Self-Set Elimination

A Set that writes a value back to the same field it was projected from is a no-op and is eliminated. This arises naturally in record update patterns like { ...point, x: new_x }.

Collection Recycling

A separate optimization handles collection buffer reuse. When a list or set is decremented and a new empty collection of the same type is constructed, the CollectionReuse instruction recycles the old collection’s buffer:

  • Fast path (unique): Clear contents, reset length to 0, keep the allocated buffer
  • Slow path (shared): Decrement old collection, allocate fresh

This targets loop patterns like for x in list yield f(x), where the result list often has the same length as the source.

FIP Certification

Functional But In-Place (FBIP) is a property that AIMS certifies through its FipContract and EffectClass dimensions. A function achieves FIP when every allocation site is covered by reuse — every Construct is paired with a Reset, meaning zero net allocation on the fast path.

AIMS computes FIP status as follows:

  1. Allocation balance: The fip_construct_count and fip_consumed_count fields of AimsStateMap track the token balance
  2. FipContract assignment: Based on the balance:
    • Certified: Exact match — zero unmatched allocations
    • Conditional: FIP only if specific arguments are unique at call sites
    • Bounded(n): FIP with at most n bounded allocations
    • Never: No FIP certification possible
  3. Enforcement: Functions annotated with #fbip are verified by check_fbip_enforcement() — if any allocation is unmatched, a diagnostic is emitted

FBIP diagnostics are available with ORI_DUMP_AFTER_ARC=1.

Prior Art

Lean 4 (src/Lean/Compiler/IR/ExpandResetReuse.lean) pioneered the token-based reset/reuse pattern. AIMS follows Lean’s design with additions for cross-block detection, projection-increment erasure, self-set elimination, collection recycling, and lattice-driven eligibility.
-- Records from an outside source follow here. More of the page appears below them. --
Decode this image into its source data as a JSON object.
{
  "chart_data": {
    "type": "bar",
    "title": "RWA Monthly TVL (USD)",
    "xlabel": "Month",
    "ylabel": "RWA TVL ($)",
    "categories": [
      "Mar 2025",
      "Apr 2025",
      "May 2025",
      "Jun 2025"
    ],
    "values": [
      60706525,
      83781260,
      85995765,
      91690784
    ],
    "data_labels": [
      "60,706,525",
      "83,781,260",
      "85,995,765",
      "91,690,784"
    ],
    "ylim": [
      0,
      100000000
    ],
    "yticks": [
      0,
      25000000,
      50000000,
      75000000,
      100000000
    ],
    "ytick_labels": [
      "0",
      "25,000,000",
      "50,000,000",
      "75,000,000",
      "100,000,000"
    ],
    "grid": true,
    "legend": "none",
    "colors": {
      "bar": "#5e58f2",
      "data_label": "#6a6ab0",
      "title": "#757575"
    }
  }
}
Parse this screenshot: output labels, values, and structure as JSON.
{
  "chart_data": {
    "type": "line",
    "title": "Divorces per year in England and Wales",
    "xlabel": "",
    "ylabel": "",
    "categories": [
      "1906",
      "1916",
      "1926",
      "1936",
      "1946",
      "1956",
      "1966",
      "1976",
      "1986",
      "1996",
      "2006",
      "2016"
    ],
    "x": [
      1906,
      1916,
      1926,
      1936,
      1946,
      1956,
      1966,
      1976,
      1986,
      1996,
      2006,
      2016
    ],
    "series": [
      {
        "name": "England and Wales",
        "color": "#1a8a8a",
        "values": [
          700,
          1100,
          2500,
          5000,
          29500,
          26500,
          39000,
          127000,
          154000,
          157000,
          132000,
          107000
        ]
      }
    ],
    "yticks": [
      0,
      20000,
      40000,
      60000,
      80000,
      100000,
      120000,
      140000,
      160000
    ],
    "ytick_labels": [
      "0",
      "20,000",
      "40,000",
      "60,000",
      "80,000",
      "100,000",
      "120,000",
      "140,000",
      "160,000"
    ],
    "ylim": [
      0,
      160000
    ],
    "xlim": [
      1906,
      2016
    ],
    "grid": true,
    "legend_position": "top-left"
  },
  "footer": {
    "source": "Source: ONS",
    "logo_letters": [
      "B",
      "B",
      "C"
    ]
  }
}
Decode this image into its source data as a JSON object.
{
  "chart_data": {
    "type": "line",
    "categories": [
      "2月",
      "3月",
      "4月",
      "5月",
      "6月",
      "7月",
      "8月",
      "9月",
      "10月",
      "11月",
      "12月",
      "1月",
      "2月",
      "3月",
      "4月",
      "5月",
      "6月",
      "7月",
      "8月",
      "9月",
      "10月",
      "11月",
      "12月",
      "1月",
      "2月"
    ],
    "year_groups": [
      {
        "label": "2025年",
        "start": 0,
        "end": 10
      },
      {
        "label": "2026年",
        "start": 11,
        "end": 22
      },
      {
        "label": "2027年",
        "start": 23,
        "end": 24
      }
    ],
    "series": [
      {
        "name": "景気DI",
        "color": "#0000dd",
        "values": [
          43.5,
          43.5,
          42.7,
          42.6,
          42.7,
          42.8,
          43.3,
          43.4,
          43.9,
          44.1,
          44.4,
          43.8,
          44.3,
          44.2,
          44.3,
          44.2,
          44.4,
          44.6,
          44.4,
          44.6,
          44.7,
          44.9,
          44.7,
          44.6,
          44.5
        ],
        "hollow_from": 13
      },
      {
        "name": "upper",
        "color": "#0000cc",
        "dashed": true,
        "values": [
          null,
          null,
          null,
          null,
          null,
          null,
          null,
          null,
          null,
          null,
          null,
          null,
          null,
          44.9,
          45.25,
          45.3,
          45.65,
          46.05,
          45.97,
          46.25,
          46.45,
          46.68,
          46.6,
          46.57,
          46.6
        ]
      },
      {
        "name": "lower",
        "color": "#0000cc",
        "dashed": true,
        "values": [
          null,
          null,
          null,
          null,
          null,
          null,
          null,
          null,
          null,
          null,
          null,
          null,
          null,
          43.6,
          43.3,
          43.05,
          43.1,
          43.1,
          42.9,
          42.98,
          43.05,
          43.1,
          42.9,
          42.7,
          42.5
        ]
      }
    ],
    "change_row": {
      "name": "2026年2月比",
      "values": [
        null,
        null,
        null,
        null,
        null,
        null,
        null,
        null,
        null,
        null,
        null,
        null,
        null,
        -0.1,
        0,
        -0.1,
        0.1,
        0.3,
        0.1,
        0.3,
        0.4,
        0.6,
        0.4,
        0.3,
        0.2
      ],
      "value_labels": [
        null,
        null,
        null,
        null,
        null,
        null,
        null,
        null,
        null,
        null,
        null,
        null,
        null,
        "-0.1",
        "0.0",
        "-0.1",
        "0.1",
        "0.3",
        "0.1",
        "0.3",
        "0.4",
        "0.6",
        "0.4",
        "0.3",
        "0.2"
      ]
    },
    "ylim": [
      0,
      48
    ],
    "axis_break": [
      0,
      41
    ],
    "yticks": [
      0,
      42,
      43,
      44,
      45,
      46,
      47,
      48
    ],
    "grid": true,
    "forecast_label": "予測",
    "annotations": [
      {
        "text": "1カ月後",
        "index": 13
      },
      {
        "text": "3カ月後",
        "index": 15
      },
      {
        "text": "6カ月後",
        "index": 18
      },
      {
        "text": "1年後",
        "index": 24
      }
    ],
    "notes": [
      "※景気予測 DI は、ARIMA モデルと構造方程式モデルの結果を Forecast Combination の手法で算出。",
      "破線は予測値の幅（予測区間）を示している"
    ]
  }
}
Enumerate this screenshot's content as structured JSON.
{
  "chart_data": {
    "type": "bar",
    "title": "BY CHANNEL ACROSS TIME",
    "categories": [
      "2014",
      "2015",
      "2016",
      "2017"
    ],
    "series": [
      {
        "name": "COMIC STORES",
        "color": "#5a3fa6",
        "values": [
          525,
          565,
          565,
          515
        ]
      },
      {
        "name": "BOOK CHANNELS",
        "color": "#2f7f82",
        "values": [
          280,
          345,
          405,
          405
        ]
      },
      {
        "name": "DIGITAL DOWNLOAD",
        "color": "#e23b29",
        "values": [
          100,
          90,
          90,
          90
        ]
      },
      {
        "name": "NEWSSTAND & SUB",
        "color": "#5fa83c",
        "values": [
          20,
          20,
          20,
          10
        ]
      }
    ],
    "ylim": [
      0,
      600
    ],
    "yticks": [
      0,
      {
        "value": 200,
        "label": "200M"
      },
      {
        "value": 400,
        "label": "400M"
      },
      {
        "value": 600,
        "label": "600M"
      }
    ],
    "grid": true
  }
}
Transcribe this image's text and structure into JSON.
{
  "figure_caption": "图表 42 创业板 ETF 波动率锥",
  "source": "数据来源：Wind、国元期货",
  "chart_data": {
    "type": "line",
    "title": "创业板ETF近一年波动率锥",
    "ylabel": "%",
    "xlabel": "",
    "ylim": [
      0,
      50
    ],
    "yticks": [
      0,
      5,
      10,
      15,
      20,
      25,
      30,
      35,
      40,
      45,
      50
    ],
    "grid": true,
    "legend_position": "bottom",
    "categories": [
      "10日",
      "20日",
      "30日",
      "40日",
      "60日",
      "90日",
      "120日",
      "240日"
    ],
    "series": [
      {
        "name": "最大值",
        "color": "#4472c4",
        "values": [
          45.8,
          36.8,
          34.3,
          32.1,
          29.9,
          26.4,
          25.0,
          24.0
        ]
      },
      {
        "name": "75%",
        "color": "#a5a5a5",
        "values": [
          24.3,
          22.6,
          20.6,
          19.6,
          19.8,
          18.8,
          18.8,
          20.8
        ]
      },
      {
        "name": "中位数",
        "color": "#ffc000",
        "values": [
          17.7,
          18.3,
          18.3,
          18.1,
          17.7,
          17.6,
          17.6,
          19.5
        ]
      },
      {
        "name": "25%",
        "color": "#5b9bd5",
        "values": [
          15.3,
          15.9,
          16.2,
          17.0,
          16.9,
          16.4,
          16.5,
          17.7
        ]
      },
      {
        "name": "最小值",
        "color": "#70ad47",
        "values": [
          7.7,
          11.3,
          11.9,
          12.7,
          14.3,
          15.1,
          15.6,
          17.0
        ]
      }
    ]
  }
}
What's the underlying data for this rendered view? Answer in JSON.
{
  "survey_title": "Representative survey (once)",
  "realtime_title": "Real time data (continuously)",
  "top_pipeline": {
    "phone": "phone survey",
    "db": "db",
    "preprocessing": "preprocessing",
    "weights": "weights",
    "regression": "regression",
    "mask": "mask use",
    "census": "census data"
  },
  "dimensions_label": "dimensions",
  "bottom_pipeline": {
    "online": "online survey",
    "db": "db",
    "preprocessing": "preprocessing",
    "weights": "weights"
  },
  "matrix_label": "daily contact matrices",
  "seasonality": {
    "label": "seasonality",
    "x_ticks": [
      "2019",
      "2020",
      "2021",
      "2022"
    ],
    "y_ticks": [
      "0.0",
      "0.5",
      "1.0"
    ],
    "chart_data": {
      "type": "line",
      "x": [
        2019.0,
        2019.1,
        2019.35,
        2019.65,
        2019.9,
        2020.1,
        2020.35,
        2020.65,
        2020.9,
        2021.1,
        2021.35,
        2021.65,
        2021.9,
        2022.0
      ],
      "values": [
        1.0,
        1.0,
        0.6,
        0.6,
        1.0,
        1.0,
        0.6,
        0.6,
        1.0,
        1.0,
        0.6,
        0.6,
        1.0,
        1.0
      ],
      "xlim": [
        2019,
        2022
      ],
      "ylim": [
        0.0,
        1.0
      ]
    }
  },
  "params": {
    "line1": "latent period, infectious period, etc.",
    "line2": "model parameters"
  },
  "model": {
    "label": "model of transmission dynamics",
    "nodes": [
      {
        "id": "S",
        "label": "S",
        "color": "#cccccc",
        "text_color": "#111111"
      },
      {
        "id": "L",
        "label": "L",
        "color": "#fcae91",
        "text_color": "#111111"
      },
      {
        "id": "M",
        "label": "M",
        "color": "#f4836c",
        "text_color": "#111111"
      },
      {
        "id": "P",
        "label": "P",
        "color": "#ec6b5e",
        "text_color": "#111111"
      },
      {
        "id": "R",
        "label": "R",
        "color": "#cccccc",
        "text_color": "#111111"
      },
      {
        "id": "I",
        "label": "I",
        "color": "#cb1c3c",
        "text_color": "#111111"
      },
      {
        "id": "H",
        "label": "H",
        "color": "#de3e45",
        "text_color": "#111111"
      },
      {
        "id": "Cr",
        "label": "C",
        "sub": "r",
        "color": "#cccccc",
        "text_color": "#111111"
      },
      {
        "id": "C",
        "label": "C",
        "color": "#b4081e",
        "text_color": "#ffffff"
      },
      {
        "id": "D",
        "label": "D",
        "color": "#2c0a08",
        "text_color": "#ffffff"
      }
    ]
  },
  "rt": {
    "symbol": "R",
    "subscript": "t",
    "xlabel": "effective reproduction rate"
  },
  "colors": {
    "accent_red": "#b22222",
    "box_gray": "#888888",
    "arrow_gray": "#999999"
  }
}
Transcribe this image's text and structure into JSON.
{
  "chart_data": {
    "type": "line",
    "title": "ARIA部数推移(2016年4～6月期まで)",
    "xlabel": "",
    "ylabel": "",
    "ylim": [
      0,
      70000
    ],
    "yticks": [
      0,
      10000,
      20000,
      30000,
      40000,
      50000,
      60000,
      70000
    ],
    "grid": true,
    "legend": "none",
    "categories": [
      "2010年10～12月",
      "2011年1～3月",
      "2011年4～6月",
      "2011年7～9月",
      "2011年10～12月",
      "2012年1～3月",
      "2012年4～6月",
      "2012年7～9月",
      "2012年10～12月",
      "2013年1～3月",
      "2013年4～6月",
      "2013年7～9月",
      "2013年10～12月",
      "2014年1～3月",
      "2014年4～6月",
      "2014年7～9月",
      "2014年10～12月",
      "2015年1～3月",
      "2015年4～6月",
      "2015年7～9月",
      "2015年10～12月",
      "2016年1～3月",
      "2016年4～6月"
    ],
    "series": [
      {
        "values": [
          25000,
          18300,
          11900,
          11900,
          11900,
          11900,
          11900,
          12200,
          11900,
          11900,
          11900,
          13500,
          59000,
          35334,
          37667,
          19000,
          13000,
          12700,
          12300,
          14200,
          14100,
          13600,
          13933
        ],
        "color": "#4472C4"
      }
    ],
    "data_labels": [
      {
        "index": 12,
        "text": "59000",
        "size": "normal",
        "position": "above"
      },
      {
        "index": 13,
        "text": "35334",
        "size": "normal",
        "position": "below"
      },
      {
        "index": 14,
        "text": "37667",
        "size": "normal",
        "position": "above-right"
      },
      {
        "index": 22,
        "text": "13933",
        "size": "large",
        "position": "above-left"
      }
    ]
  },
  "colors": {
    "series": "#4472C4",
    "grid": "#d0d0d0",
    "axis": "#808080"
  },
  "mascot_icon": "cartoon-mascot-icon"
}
Koka and the Perceus paper formalize reuse as part of the Perceus framework and introduce the FBIP concept. The FP2 paper (2023) extends this with guaranteed zero-net-allocation for qualifying functions. AIMS implements FBIP as a lattice-derived certification rather than a separate diagnostic pass.

Swift uses isKnownUniquelyReferenced for COW container optimization — a runtime check similar to IsShared, but applied at the collection API level rather than at the constructor level.

Design Tradeoffs

Lattice-driven vs pattern-matching detection. AIMS uses the converged lattice state (ShapeClass, Uniqueness, Consumption) to identify reuse candidates, rather than pattern-matching RcDec/Construct pairs after RC insertion. The lattice approach has more information available (cross-dimensional synergy) but requires the analysis to complete before any reuse decisions are made.

Detection then expansion vs direct emission. Separating detection (producing Reset/Reuse intermediates) from expansion (lowering to IsShared + branches) keeps each phase focused. Direct emission would avoid the intermediate instructions but would make the detection phase much more complex.

Conservative type matching. Reuse requires exact type equality, not structural compatibility. This is safe but may miss opportunities where two types have identical layout. Relaxing the constraint would require layout analysis.

Collection exclusion. Collections are excluded from constructor-level reuse because their buffer size depends on capacity, not element count. Collection recycling handles the buffer-level optimization separately.